NEW YORK — Target will no longer accept personal checks from shoppers as of July 15, another sign of how a once ubiquitous payment method is going the way of outmoded objects like floppy disks and the Rolodex.
The Minneapolis-based discounter confirmed the move in a statement to The Associated Press today, citing “extremely low volumes” of customers who still write checks. Target said it remained committed to creating an easy and convenient checkout experience with credit and debit cards, “buy now, pay later” services and the Target Circle membership program, which applies deals automatically at checkout.
“We have taken several measures to notify guests in advance” about the no-checks policy, the company said.
Target’s decision leaves Walmart, Macy’s and Kohl’s among the retailers that still accept personal checks at their stores. Whole Foods Market and the Aldi supermarket chain previously stopped taking checks from customers.
Shoppers have pulled out checkbooks increasingly less often since the mid-1990s. Cash-dispensing ATMs, debit cards, online banking and mobile payment systems like Venmo and Apple Pay mean many young adults may never have written a check.
The number of payments made with checks declined to 14.5 billion with a value of nearly $26 trillion in 2018, a decrease of 3.6 billion and $3.39 trillion from 2015, according to a Federal Reserve study from 2019, the most recent year for which data was available.
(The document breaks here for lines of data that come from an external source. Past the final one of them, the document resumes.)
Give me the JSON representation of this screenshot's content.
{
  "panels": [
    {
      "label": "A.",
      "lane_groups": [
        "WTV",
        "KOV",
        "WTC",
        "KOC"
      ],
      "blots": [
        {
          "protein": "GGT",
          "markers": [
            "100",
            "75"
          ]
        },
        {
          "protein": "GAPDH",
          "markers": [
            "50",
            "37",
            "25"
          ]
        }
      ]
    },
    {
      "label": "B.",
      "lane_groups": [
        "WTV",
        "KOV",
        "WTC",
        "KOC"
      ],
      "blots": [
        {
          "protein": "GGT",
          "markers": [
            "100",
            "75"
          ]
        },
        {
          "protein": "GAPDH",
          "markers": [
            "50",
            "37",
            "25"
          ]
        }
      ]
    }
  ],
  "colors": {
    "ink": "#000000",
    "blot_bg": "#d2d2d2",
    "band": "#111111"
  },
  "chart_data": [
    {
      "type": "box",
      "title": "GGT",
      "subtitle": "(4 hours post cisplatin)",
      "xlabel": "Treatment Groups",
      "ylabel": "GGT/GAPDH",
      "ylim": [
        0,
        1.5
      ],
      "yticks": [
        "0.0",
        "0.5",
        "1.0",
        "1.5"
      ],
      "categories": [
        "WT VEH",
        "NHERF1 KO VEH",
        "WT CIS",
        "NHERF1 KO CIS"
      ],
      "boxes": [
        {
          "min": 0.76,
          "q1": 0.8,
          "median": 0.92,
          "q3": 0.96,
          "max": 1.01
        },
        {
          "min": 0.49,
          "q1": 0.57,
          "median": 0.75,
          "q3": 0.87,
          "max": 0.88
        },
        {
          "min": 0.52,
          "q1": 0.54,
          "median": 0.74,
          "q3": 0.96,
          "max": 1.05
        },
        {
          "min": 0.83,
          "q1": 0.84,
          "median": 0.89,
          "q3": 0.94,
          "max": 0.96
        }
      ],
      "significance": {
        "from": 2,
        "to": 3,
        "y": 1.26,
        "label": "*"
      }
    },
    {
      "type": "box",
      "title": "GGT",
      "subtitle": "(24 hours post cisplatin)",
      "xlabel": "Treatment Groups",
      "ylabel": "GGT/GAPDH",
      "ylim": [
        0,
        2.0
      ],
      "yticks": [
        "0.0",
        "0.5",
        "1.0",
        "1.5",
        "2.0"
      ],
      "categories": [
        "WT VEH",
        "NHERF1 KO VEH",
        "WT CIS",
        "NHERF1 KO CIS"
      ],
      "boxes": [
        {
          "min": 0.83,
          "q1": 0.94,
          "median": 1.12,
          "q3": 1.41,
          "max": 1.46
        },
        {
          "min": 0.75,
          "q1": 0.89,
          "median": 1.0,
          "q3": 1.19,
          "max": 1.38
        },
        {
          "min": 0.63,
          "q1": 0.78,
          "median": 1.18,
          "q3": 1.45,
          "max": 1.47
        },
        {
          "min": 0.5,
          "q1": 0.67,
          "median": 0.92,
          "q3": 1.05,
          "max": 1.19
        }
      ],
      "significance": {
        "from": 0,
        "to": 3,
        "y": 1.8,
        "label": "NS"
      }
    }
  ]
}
Total credit card and debit card payments grew at annual rate of nearly 9% during the same period and accounted for 75.3% of core non-cash payments in 2018, the study said.
Debit cards, both prepaid and non-prepaid, were used almost twice as often as credit cards in 2018, but the value of credit card payments exceeded the value of debit card payments by almost 30%, the U.S. central bank study said.
The drop in check writing enabled the Federal Reserve to sharply reduce its national check processing infrastructure. In 2003, it ran 45 check-processing locations nationwide; since 2010, it has operated only one.